As is the case with any new drug on the market, many wise doctors take a wait-and-see attitude before they prescribe it to their patients. They want to observe what the real-life effects will be on the public – sort of a final, ongoing clinical trial. Patients, likewise, need to be cautious in accepting prescriptions for new drugs and should ask their prescribing physicians some tough questions:

  • What are the proven benefits of this medication?
  • What is being reported in the medical literature as far as safety risks associated with this new drug? Are those independent studies or studies funded by the drug manufacturer?
  • Was the drug studied in a sufficient number of patients to provide an adequate evaluation of the drug’s safety or effectiveness?
  • What alternative therapies are available? Is there better evidence of safety and efficacy for these alternative treatments?
  • Other than marketing materials provided by the drug manufacturer, what evidence do you have regarding the drug’s safety profile and benefits?
  • Are you involved in testing this drug or have ties to the drug manufacturer?
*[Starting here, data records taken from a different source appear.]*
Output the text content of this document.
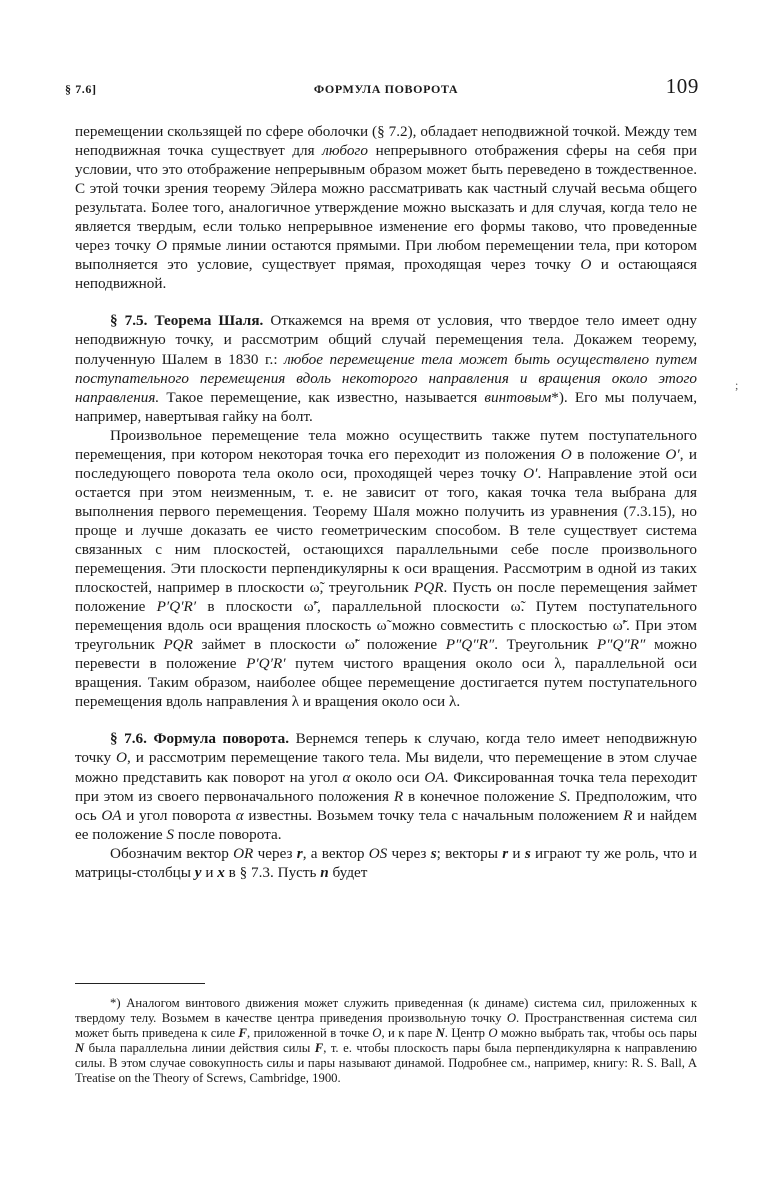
;
§ 7.6]	ФОРМУЛА ПОВОРОТА	109

перемещении скользящей по сфере оболочки (§ 7.2), обладает неподвижной точкой. Между тем неподвижная точка существует для любого непрерывного отображения сферы на себя при условии, что это отображение непрерывным образом может быть переведено в тождественное. С этой точки зрения теорему Эйлера можно рассматривать как частный случай весьма общего результата. Более того, аналогичное утверждение можно высказать и для случая, когда тело не является твердым, если только непрерывное изменение его формы таково, что проведенные через точку O прямые линии остаются прямыми. При любом перемещении тела, при котором выполняется это условие, существует прямая, проходящая через точку O и остающаяся неподвижной.

§ 7.5. Теорема Шаля. Откажемся на время от условия, что твердое тело имеет одну неподвижную точку, и рассмотрим общий случай перемещения тела. Докажем теорему, полученную Шалем в 1830 г.: любое перемещение тела может быть осуществлено путем поступательного перемещения вдоль некоторого направления и вращения около этого направления. Такое перемещение, как известно, называется винтовым*). Его мы получаем, например, навертывая гайку на болт.

Произвольное перемещение тела можно осуществить также путем поступательного перемещения, при котором некоторая точка его переходит из положения O в положение O′, и последующего поворота тела около оси, проходящей через точку O′. Направление этой оси остается при этом неизменным, т. е. не зависит от того, какая точка тела выбрана для выполнения первого перемещения. Теорему Шаля можно получить из уравнения (7.3.15), но проще и лучше доказать ее чисто геометрическим способом. В теле существует система связанных с ним плоскостей, остающихся параллельными себе после произвольного перемещения. Эти плоскости перпендикулярны к оси вращения. Рассмотрим в одной из таких плоскостей, например в плоскости ω̃, треугольник PQR. Пусть он после перемещения займет положение P′Q′R′ в плоскости ω̃′, параллельной плоскости ω̃. Путем поступательного перемещения вдоль оси вращения плоскость ω̃ можно совместить с плоскостью ω̃′. При этом треугольник PQR займет в плоскости ω̃′ положение P″Q″R″. Треугольник P″Q″R″ можно перевести в положение P′Q′R′ путем чистого вращения около оси λ, параллельной оси вращения. Таким образом, наиболее общее перемещение достигается путем поступательного перемещения вдоль направления λ и вращения около оси λ.

§ 7.6. Формула поворота. Вернемся теперь к случаю, когда тело имеет неподвижную точку O, и рассмотрим перемещение такого тела. Мы видели, что перемещение в этом случае можно представить как поворот на угол α около оси OA. Фиксированная точка тела переходит при этом из своего первоначального положения R в конечное положение S. Предположим, что ось OA и угол поворота α известны. Возьмем точку тела с начальным положением R и найдем ее положение S после поворота.

Обозначим вектор OR через r, а вектор OS через s; векторы r и s играют ту же роль, что и матрицы-столбцы y и x в § 7.3. Пусть n будет

*) Аналогом винтового движения может служить приведенная (к динаме) система сил, приложенных к твердому телу. Возьмем в качестве центра приведения произвольную точку O. Пространственная система сил может быть приведена к силе F, приложенной в точке O, и к паре N. Центр O можно выбрать так, чтобы ось пары N была параллельна линии действия силы F, т. е. чтобы плоскость пары была перпендикулярна к направлению силы. В этом случае совокупность силы и пары называют динамой. Подробнее см., например, книгу: R. S. Ball, A Treatise on the Theory of Screws, Cambridge, 1900.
While these are tough questions, they need to be asked. If your doctor can’t answer them, then turn to a pharmacist or another physician to answer the questions for you and give strong consideration to whether you need a new physician.

I often lecture consumer groups on drug safety and share several tips for patients based upon my personal experience in litigating defective drug cases for nearly two decades. Perhaps, one of the most important tips, which is supported by other drug safety advocates, is to be very cautious of drugs during the first 18 months they are on the market, as that is when many early safety signals first arise. Clinical trial subjects are so closely monitored for potential safety issues, such that the outcomes of those studies do not mirror the safety issues you would expect to see in large numbers of patients taking the drugs in real-life settings along with several other medications and numerous pre-existing medical conditions. I tell people, “if this new drug is not going to save your life, then perhaps you want to wait and let others be the guinea pigs during the first few years that the drug is on the market.” The sordid history of safety with the diabetes drugs Rezulin, Avandia, Actos, Byetta, Janumet, and Januvia have provided a perfect example of the lethal combination of quick FDA approvals and limited clinical trials leading to numerous patient injuries and deaths shortly after the drugs were first approved for marketing in the United States.